Что же это за другая действительность? «Литературному исследованию, — продолжает Салтыков-Щедрин, — подлежат не только те поступки, которые человек беспрепятственно совершает, но и те, которые он несомненно совершил бы, если б умел или смел. И не те одни речи, которые человек говорит, но и те, которые он не выговаривает, но думает. Развяжите человеку руки, дайте ему свободу высказать всю свою мысль — и перед вами уже встанет не совсем тот человек, которого вы знали в обыденной жизни, а несколько иной, в котором отсутствие стеснений, налагаемых лицемерием и другими жизненными условностями, с необычайной яркостью вызовет наружу свойства, оставшиеся дотоле незамеченными… Но это будет не преувеличение и не искажение действительности, а только разоблачение той другой действительности, которая любит прятаться за обыденным фактом и доступна лишь очень и очень пристальному наблюдению».

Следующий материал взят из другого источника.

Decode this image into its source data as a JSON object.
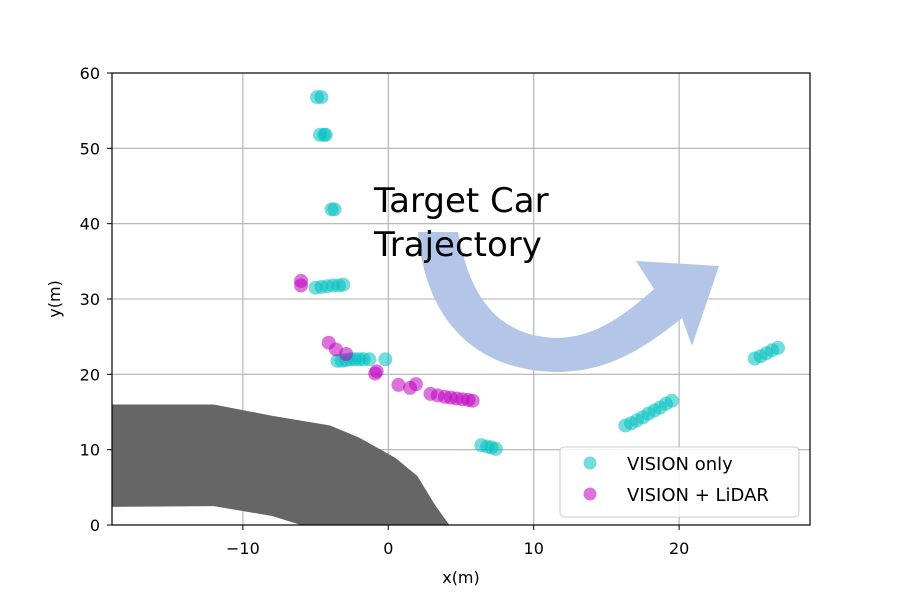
{
  "chart_data": {
    "type": "scatter",
    "title": "",
    "xlabel": "x(m)",
    "ylabel": "y(m)",
    "xlim": [
      -19,
      29
    ],
    "ylim": [
      0,
      60
    ],
    "xticks": [
      -10,
      0,
      10,
      20
    ],
    "xtick_labels": [
      "−10",
      "0",
      "10",
      "20"
    ],
    "yticks": [
      0,
      10,
      20,
      30,
      40,
      50,
      60
    ],
    "grid": true,
    "legend_position": "bottom-right",
    "annotation": {
      "lines": [
        "Target Car",
        "Trajectory"
      ]
    },
    "arrow_color": "#b4c6e7",
    "obstacle_color": "#666666",
    "obstacle_polygon": [
      [
        -19,
        16
      ],
      [
        -12,
        16
      ],
      [
        -8,
        14.5
      ],
      [
        -4,
        13.2
      ],
      [
        -2,
        11.6
      ],
      [
        0.5,
        8.9
      ],
      [
        2,
        6.5
      ],
      [
        3.2,
        2.7
      ],
      [
        4.2,
        0
      ],
      [
        -6,
        0
      ],
      [
        -8,
        1.2
      ],
      [
        -12,
        2.5
      ],
      [
        -19,
        2.4
      ]
    ],
    "series": [
      {
        "name": "VISION only",
        "color": "#00bfbf",
        "points": [
          [
            -4.9,
            56.8
          ],
          [
            -4.6,
            56.8
          ],
          [
            -4.7,
            51.8
          ],
          [
            -4.4,
            51.8
          ],
          [
            -4.3,
            51.8
          ],
          [
            -3.9,
            41.9
          ],
          [
            -3.7,
            41.9
          ],
          [
            -5.0,
            31.5
          ],
          [
            -4.6,
            31.6
          ],
          [
            -4.2,
            31.7
          ],
          [
            -3.8,
            31.8
          ],
          [
            -3.4,
            31.8
          ],
          [
            -3.1,
            31.9
          ],
          [
            -3.5,
            21.8
          ],
          [
            -3.2,
            21.8
          ],
          [
            -2.9,
            21.9
          ],
          [
            -2.6,
            22.0
          ],
          [
            -2.3,
            22.0
          ],
          [
            -2.0,
            22.0
          ],
          [
            -1.7,
            22.0
          ],
          [
            -1.3,
            22.0
          ],
          [
            -0.2,
            22.0
          ],
          [
            6.4,
            10.6
          ],
          [
            6.8,
            10.4
          ],
          [
            7.1,
            10.3
          ],
          [
            7.4,
            10.1
          ],
          [
            16.3,
            13.2
          ],
          [
            16.7,
            13.5
          ],
          [
            17.1,
            13.9
          ],
          [
            17.5,
            14.3
          ],
          [
            17.9,
            14.8
          ],
          [
            18.3,
            15.2
          ],
          [
            18.7,
            15.6
          ],
          [
            19.1,
            16.1
          ],
          [
            19.5,
            16.5
          ],
          [
            25.2,
            22.1
          ],
          [
            25.6,
            22.4
          ],
          [
            26.0,
            22.8
          ],
          [
            26.4,
            23.2
          ],
          [
            26.8,
            23.5
          ]
        ]
      },
      {
        "name": "VISION + LiDAR",
        "color": "#bf00bf",
        "points": [
          [
            -6.0,
            32.4
          ],
          [
            -6.0,
            31.8
          ],
          [
            -4.1,
            24.2
          ],
          [
            -3.6,
            23.3
          ],
          [
            -2.9,
            22.7
          ],
          [
            -0.9,
            20.1
          ],
          [
            -0.8,
            20.4
          ],
          [
            0.7,
            18.6
          ],
          [
            1.5,
            18.2
          ],
          [
            1.9,
            18.7
          ],
          [
            2.9,
            17.4
          ],
          [
            3.4,
            17.2
          ],
          [
            3.9,
            17.0
          ],
          [
            4.3,
            16.9
          ],
          [
            4.7,
            16.8
          ],
          [
            5.1,
            16.7
          ],
          [
            5.5,
            16.6
          ],
          [
            5.8,
            16.5
          ]
        ]
      }
    ]
  }
}
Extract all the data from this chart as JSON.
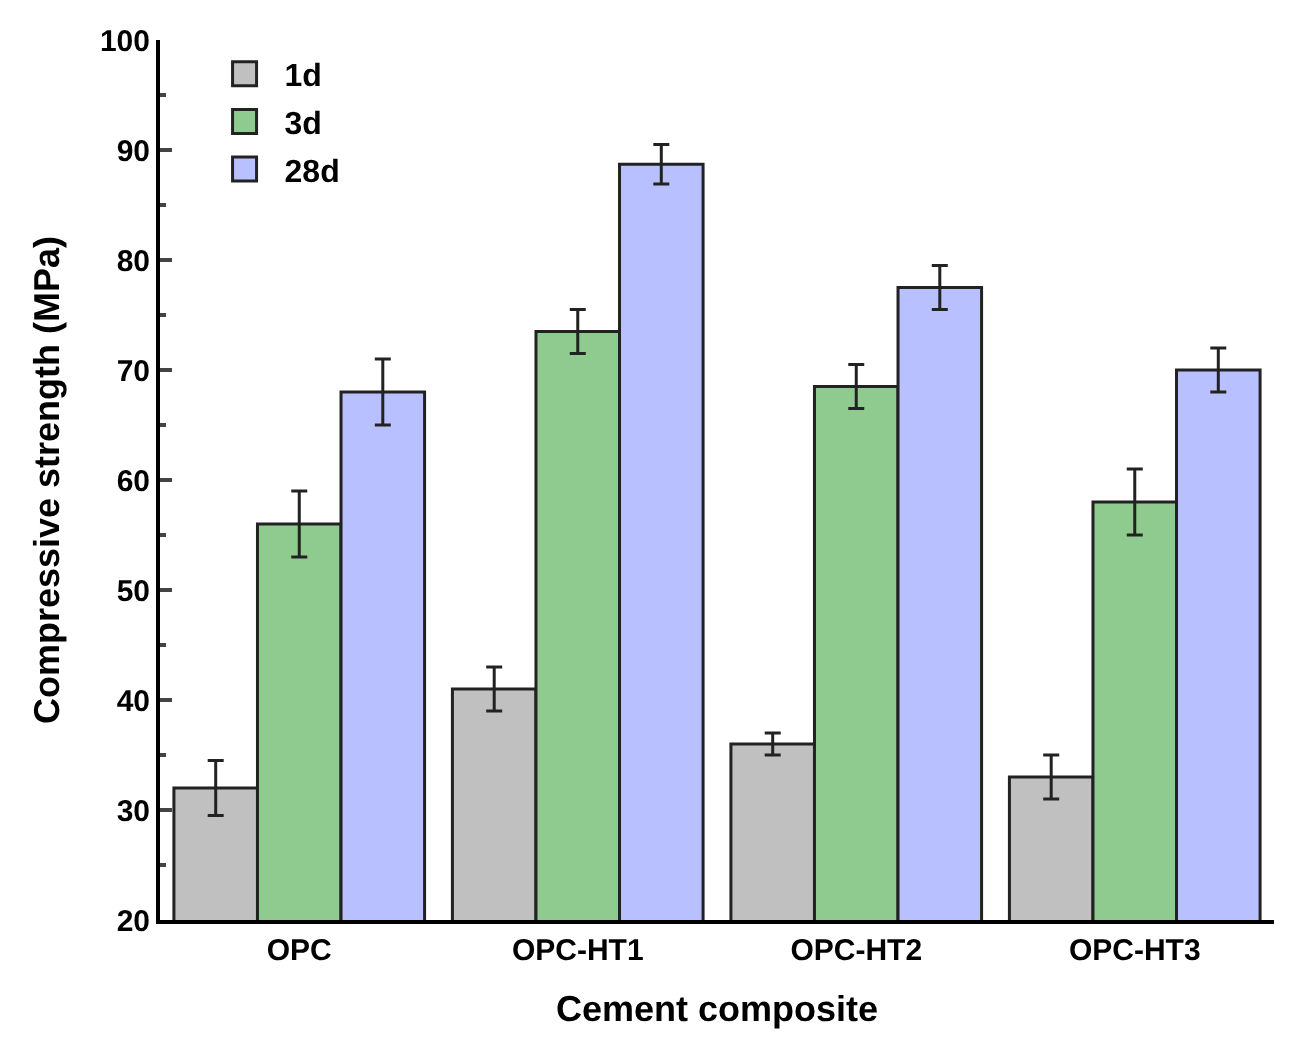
{
  "chart_data": {
    "type": "bar",
    "xlabel": "Cement composite",
    "ylabel": "Compressive strength (MPa)",
    "categories": [
      "OPC",
      "OPC-HT1",
      "OPC-HT2",
      "OPC-HT3"
    ],
    "series": [
      {
        "name": "1d",
        "color": "#c0c0c0",
        "values": [
          32,
          41,
          36,
          33
        ],
        "errors": [
          2.5,
          2,
          1,
          2
        ]
      },
      {
        "name": "3d",
        "color": "#8fcb8f",
        "values": [
          56,
          73.5,
          68.5,
          58
        ],
        "errors": [
          3,
          2,
          2,
          3
        ]
      },
      {
        "name": "28d",
        "color": "#b8c0ff",
        "values": [
          68,
          88.7,
          77.5,
          70
        ],
        "errors": [
          3,
          1.8,
          2,
          2
        ]
      }
    ],
    "ylim": [
      20,
      100
    ],
    "yticks": [
      20,
      30,
      40,
      50,
      60,
      70,
      80,
      90,
      100
    ],
    "legend": "top left"
  }
}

Конечно, Салтыков-Щедрин здесь не впрямую говорит о фантастике, но если вдуматься, то не скрываются ли главные ее задачи именно в воспроизведении своими методами той другой действительности, о которой он говорит. Если мы признаем правоту этого мнения, то роль фантастики в литературе станет немного более значительной, чем тогда, когда ей отводится второстепенное местечко единственно для разработки технических гипотез. Ведь, как продолжает дальше Щедрин: «Без такого разоблачения невозможно воспроизведение всего человека, невозможен правдивый суд над ним». А стоит немного раздвинуть рамки, и мы легко перейдем от «другой действительности» отдельного человека к «другой действительности» всего человечества.

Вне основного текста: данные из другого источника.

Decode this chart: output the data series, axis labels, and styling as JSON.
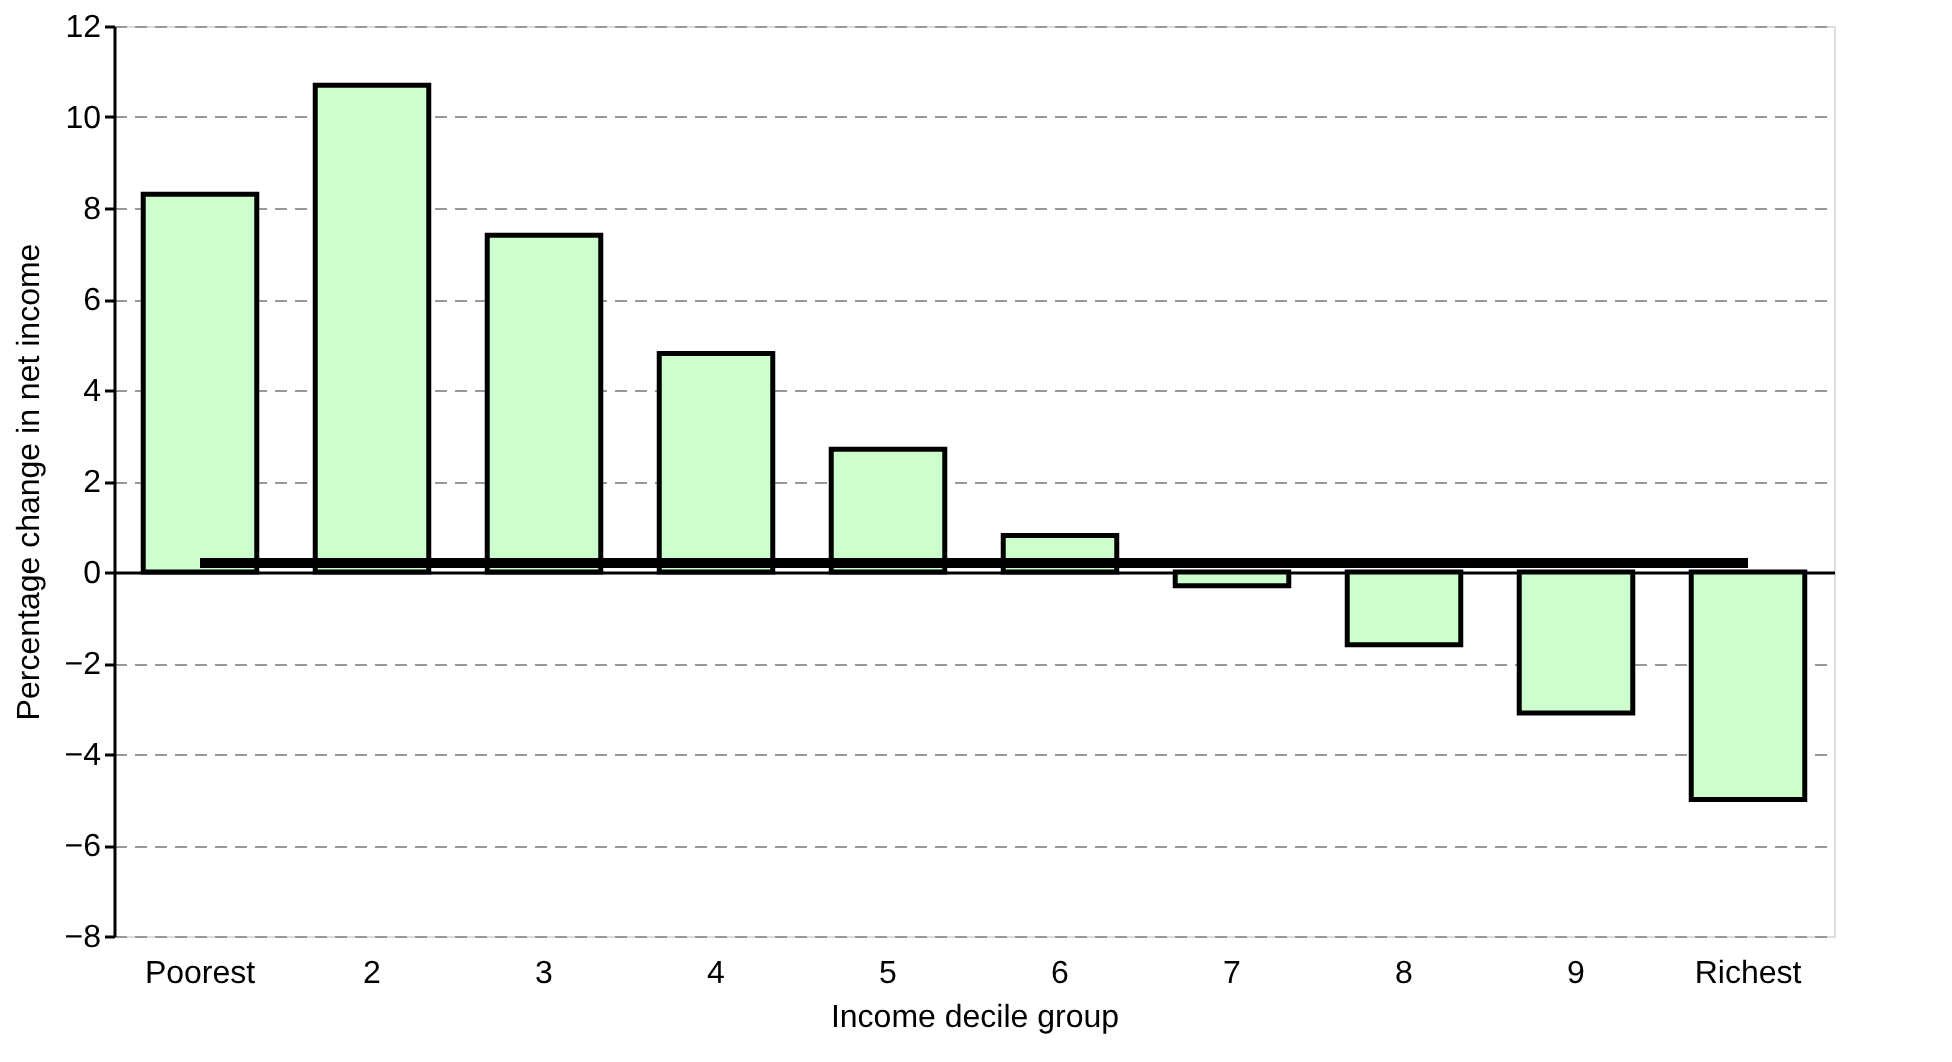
{
  "chart_data": {
    "type": "bar",
    "xlabel": "Income decile group",
    "ylabel": "Percentage change in net income",
    "categories": [
      "Poorest",
      "2",
      "3",
      "4",
      "5",
      "6",
      "7",
      "8",
      "9",
      "Richest"
    ],
    "series": [
      {
        "color": "#ccffcc",
        "values": [
          8.3,
          10.7,
          7.4,
          4.8,
          2.7,
          0.8,
          -0.3,
          -1.6,
          -3.1,
          -5.0
        ]
      },
      {
        "type": "line",
        "color": "#000000",
        "values": [
          0.2,
          0.2,
          0.2,
          0.2,
          0.2,
          0.2,
          0.2,
          0.2,
          0.2,
          0.2
        ],
        "marker": "none",
        "line_style": "solid"
      }
    ],
    "ylim": [
      -8,
      12
    ],
    "yticks": [
      -8,
      -6,
      -4,
      -2,
      0,
      2,
      4,
      6,
      8,
      10,
      12
    ],
    "grid": "y"
  }
}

Развитие этих мыслей в более конкретном преломлении мы найдем и у Федора Михайловича Достоевского, который, между прочим, свой творческий метод именовал фантастическим реализмом. В его «Дневнике писателя» есть рассказы, которые он сам обозначил как «фантастические». Уже одно это указание не позволяет нам миновать их. Но рассказ «Кроткая» о несчастной женщине, которая вышла замуж за владельца ссудной кассы и, не выдержав такой жизни, покончила с собой, не содержит на первый взгляд ничего фантастического. В предисловии «от автора» Достоевский счел нужным пояснить, почему же он все-таки поставил эту рубрику под рассказом. «Я озаглавил его „фантастическим“, тогда как считаю его сам в высшей степени реальным. Но фантастическое тут есть действительно и именно в самой форме рассказа…»

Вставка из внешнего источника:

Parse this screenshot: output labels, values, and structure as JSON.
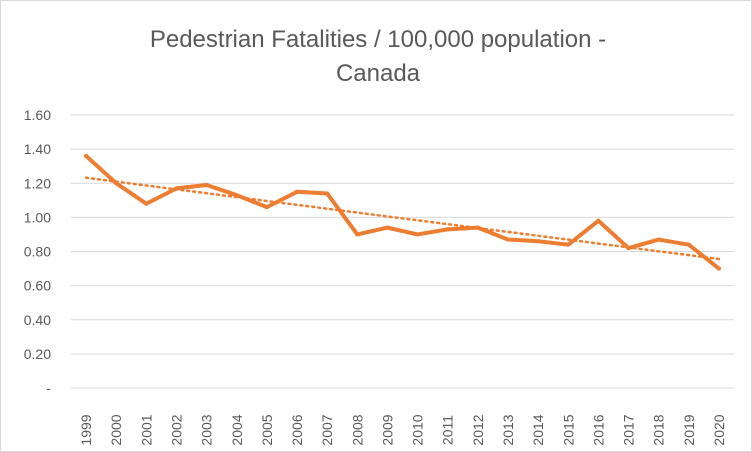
{
  "chart_data": {
    "type": "line",
    "title_lines": [
      "Pedestrian Fatalities / 100,000 population -",
      "Canada"
    ],
    "categories": [
      "1999",
      "2000",
      "2001",
      "2002",
      "2003",
      "2004",
      "2005",
      "2006",
      "2007",
      "2008",
      "2009",
      "2010",
      "2011",
      "2012",
      "2013",
      "2014",
      "2015",
      "2016",
      "2017",
      "2018",
      "2019",
      "2020"
    ],
    "series": [
      {
        "values": [
          1.36,
          1.2,
          1.08,
          1.17,
          1.19,
          1.13,
          1.06,
          1.15,
          1.14,
          0.9,
          0.94,
          0.9,
          0.93,
          0.94,
          0.87,
          0.86,
          0.84,
          0.98,
          0.82,
          0.87,
          0.84,
          0.7
        ],
        "color": "#ed7d31"
      }
    ],
    "trendline": {
      "type": "linear",
      "color": "#ed7d31",
      "style": "dotted"
    },
    "y_ticks": [
      0,
      0.2,
      0.4,
      0.6,
      0.8,
      1.0,
      1.2,
      1.4,
      1.6
    ],
    "y_tick_labels": [
      "-",
      "0.20",
      "0.40",
      "0.60",
      "0.80",
      "1.00",
      "1.20",
      "1.40",
      "1.60"
    ],
    "ylim": [
      0,
      1.6
    ],
    "grid": true,
    "legend": "none"
  }
}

Дело в том, что этот рассказ идет от имени мужа, жена которого только что совершила самоубийство, а он пытается осмыслить происшедшее. Разумеется, в такие часы человек не станет браться за перо и делать свои беспорядочные мысли достоянием общественности. Поэтому Достоевский и говорит, что его монолог записан как бы подслушивавшим его стенографом. «Вот это предположение о записавшем все стенографе (после которого я обделал бы все записанное) и есть то, что я называю в этом рассказе фантастическим. Но отчасти подобное уже не раз допускалось в искусстве: Виктор Гюго, например, в своем шедевре: „Последний день приговоренного к смертной казни“ употребил почти такой же прием, и… допустил еще большую неправдоподобность, предположив, что приговоренный к казни может (и имеет время) вести записки не только в последний день свой, но даже в последний час и буквально в последнюю минуту. Но не допусти он этой фантазии, не существовало бы и самого произведения, — реальнейшего и самого правдивейшего произведения из всех им написанных» (разрядка моя. — В. Р.). Обратим внимание на то, что уже второй авторитет в области литературы ставит фантастику рядом с понятием «самый правдивый».
Но если можно записать от первого лица мысли человека, которого ведут на казнь, то можно ведь пойти и дальше и записать «мысли» мертвецов, в чем не будет никакой мистики. И вот в «Бобке» Достоевский приводит на кладбище третьеразрядного литератора-алкоголика. Здесь фантастика — фельетонный ход, давший писателю возможность очередного осуждения нравственного разврата, в который, по его мнению, повержены все слои городского общества. «Заголимся и обнажимся!» — скандирует не в меру бойкий покойничек. «Я ужасно, ужасно хочу обнажиться!», «Да поскорей же, поскорей! А, когда же мы начнем ничего не стыдиться!»